La Jornada
La Cámara (tribunal) Federal
de Buenos Aires aprobó ayer el procesamiento con prisión preventiva de
la ex presidenta y senadora Cristina Fernández, con lo cual el juez
Claudio Bonadio está en condiciones de pedir al Senado el desafuero de
la dirigente opositora con propósitos de detención. Cabe recordar que
ese magistrado la imputó en septiembre pasado como presunta jefa de una
asociación delictiva para recaudar sobornos, junto con el ex ministro de
Planificación, Julio de Vido, quien se encuentra detenido.
El hecho sería una noticia positiva si se tratara de una acción
orientada a combatir la corrupción y la impunidad en el ámbito de la
administración pública de la nación sudamericana, pero por desgracia el
fallo referido se inscribe más bien en la lógica perversa de la
invención de delitos en contra de los opositores políticos al gobierno
de Mauricio Macri, entre los cuales su antecesora en el cargo ocupa el
sitio más relevante. Con ello, los estamentos oligárquicos y regresivos
incrustados en el Poder Judicial buscan fortalecer la alicaída gestión
del actual ocupante de la Casa Rosada –un representante fiel de tales
estamentos–, socavar la credibilidad pública de la acusada y torpedear
por los medios que sea un eventual retorno al poder del Frente por la
Victoria y de sus propuestas sociales y soberanistas.
Es importante tener en cuenta que a lo largo de su estancia en la
presidencia (2007-2015), tanto Cristina Fernández como antes, su finado
esposo, Néstor Kirchner (2003-2007), emprendieron políticas orientadas a
devolver la soberanía a una Argentina por entonces endeudada con
organismos financieros internacionales y acreedores privados, atender a
los sectores sociales más necesitados e impulsar la integración
latinoamericana, tarea esta última que encontró condiciones propicias
con los gobiernos progresistas que existían por entonces en otros países
sudamericanos, particularmente en Brasil, Bolivia, Ecuador, Uruguay,
Paraguay y Venezuela. Ello derivó en constantes confrontaciones con los
grupos empresariales que han dominado la economía argentina y con los
consorcios informativos y de telecomunicaciones de orientación
oligárquica –prácticamente todos– que realizaron una permanente labor de
zapa en contra del gobierno.
Por lo demás, desde antes que terminara su periodo, en diciembre de
2015, esos sectores lanzaron un alud de causas judiciales en contra de
la política peronista, una ofensiva que se incrementó tras su salida del
cargo, en diciembre de 2015 y que ahora alcanza un punto culminante con
el referido fallo de la Cámara Federal de Buenos Aires.

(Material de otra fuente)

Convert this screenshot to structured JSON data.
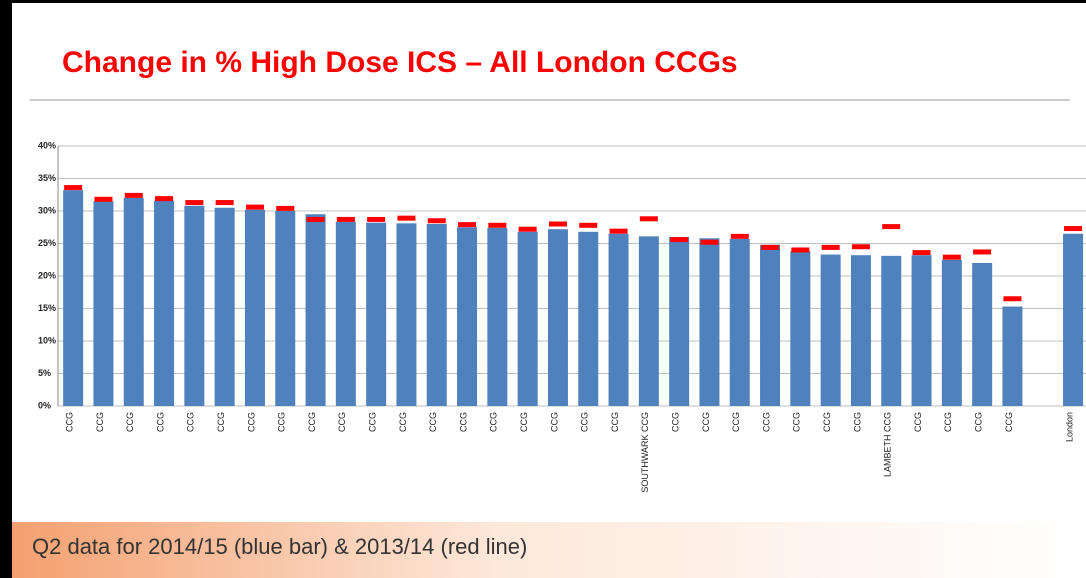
{
  "chart_data": {
    "type": "bar",
    "title": "Change in % High Dose ICS – All London CCGs",
    "footnote": "Q2 data for 2014/15 (blue bar) & 2013/14 (red line)",
    "categories": [
      "CCG",
      "CCG",
      "CCG",
      "CCG",
      "CCG",
      "CCG",
      "CCG",
      "CCG",
      "CCG",
      "CCG",
      "CCG",
      "CCG",
      "CCG",
      "CCG",
      "CCG",
      "CCG",
      "CCG",
      "CCG",
      "CCG",
      "SOUTHWARK CCG",
      "CCG",
      "CCG",
      "CCG",
      "CCG",
      "CCG",
      "CCG",
      "CCG",
      "LAMBETH CCG",
      "CCG",
      "CCG",
      "CCG",
      "CCG",
      null,
      "London"
    ],
    "series": [
      {
        "style": "bar",
        "color": "#4f81bd",
        "values": [
          33.2,
          31.5,
          32.0,
          31.6,
          30.8,
          30.5,
          30.2,
          30.0,
          29.5,
          28.3,
          28.2,
          28.1,
          28.0,
          27.5,
          27.4,
          26.8,
          27.2,
          26.8,
          26.5,
          26.1,
          26.0,
          25.8,
          25.7,
          24.8,
          23.8,
          23.3,
          23.2,
          23.1,
          23.2,
          22.5,
          22.0,
          15.3,
          null,
          26.5
        ]
      },
      {
        "style": "dash",
        "color": "#ff0000",
        "values": [
          33.6,
          31.8,
          32.4,
          31.9,
          31.3,
          31.3,
          30.6,
          30.4,
          28.7,
          28.7,
          28.7,
          28.9,
          28.5,
          27.9,
          27.8,
          27.2,
          28.0,
          27.8,
          26.9,
          28.8,
          25.6,
          25.2,
          26.1,
          24.4,
          24.0,
          24.4,
          24.5,
          27.6,
          23.6,
          22.9,
          23.7,
          16.5,
          null,
          27.3
        ]
      }
    ],
    "ylim": [
      0,
      40
    ],
    "yticks": [
      {
        "value": 0,
        "label": "0%"
      },
      {
        "value": 5,
        "label": "5%"
      },
      {
        "value": 10,
        "label": "10%"
      },
      {
        "value": 15,
        "label": "15%"
      },
      {
        "value": 20,
        "label": "20%"
      },
      {
        "value": 25,
        "label": "25%"
      },
      {
        "value": 30,
        "label": "30%"
      },
      {
        "value": 35,
        "label": "35%"
      },
      {
        "value": 40,
        "label": "40%"
      }
    ],
    "grid": true
  }
}
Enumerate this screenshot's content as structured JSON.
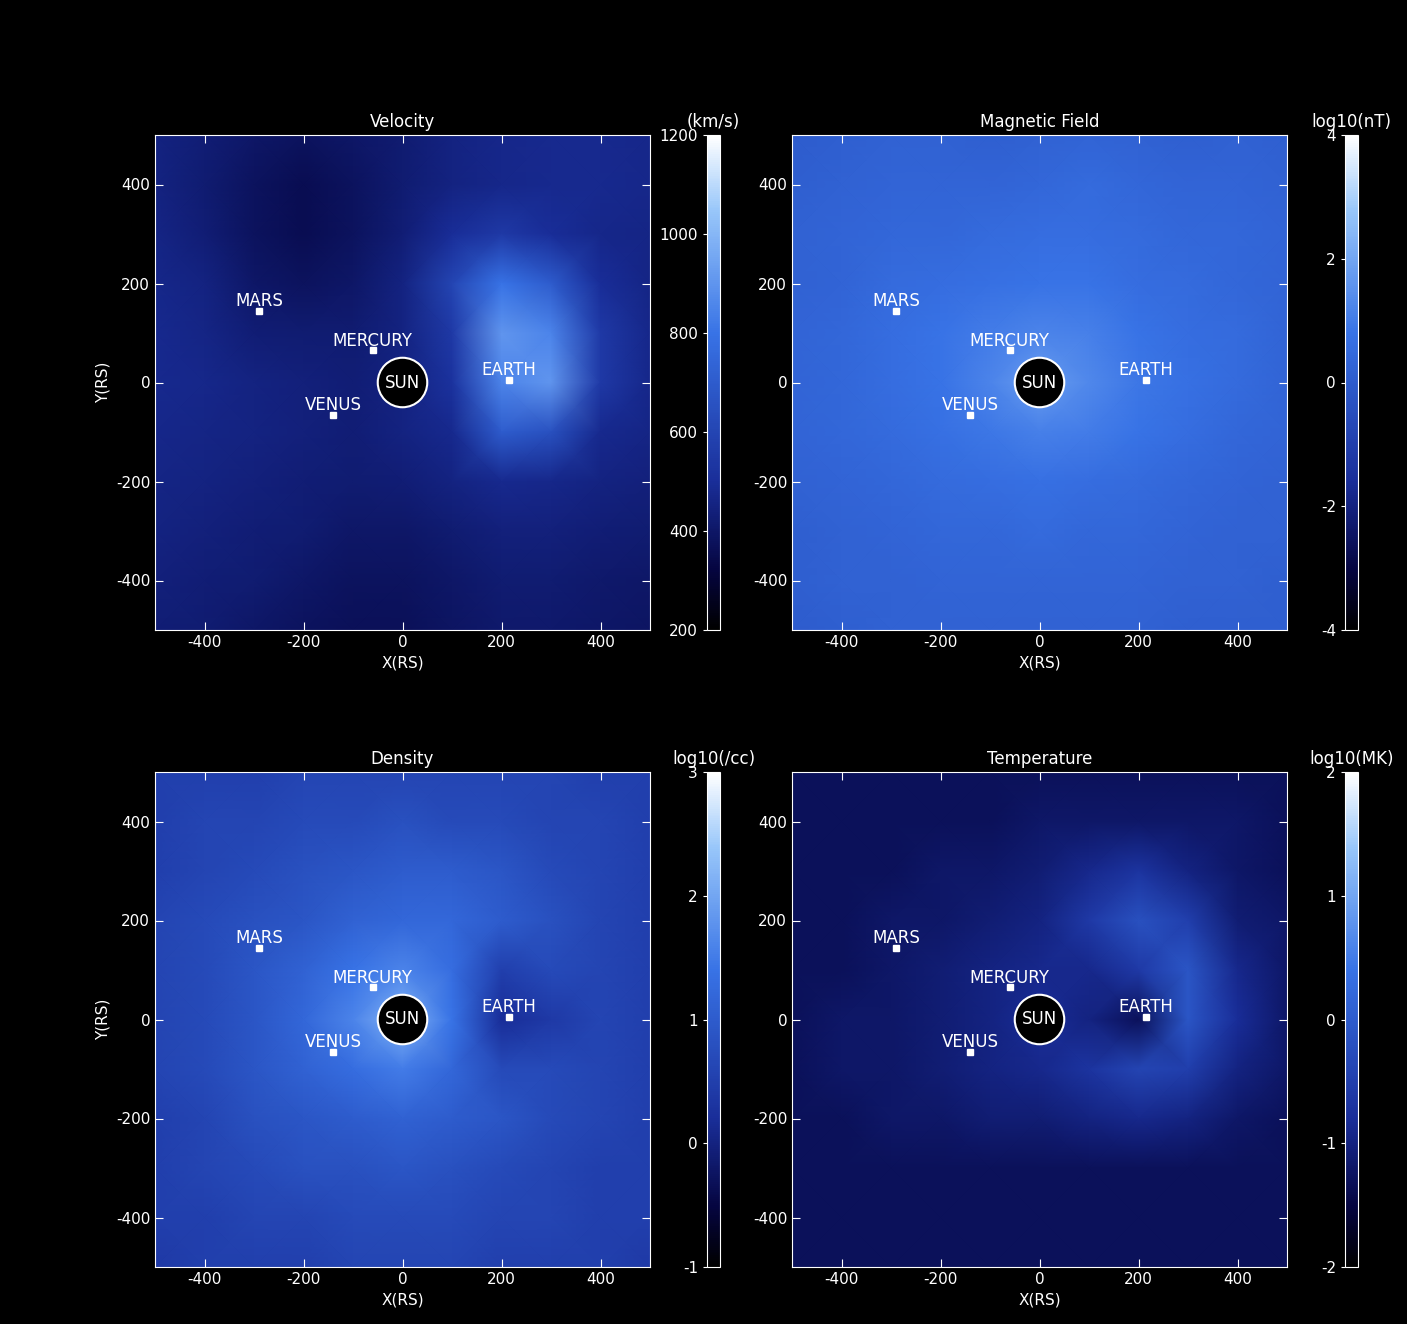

Lo más grave del asunto es que la judicialización de políticos
progresistas se ha convertido en un fenómeno cada día más frecuente en
Sudamérica. La ex presidenta brasileña Dilma Rousseff fue depuesta del
cargo en agosto de 2016 en lo que puede considerarse un golpe de Estado
legislativo; su mentor y antecesor, Luiz Inácio Lula da Silva, se
encuentra preso desde abril pasado y sometido a un juicio por delitos
claramente inventados; en Ecuador, el ex presidente Rafael Correa está
sometido a una persecución judicial ordenada por su sucesor y antiguo
protegido, Lenín Moreno, quien abandonó la postura soberanista que el
gobierno ecuatoriano había venido sosteniendo desde 2007, reintrodujo el
neoliberalismo y se enfiló a los lineamientos internacionales dictados
por Washington.
El avance de las nuevas derechas en la región apunta, pues, a la
negación de la política y de la democracia para remplazarlos por
procesos penales amañados, con jueces y tribunales de consigna y en los
que la justicia y la verdad brillan por su ausencia.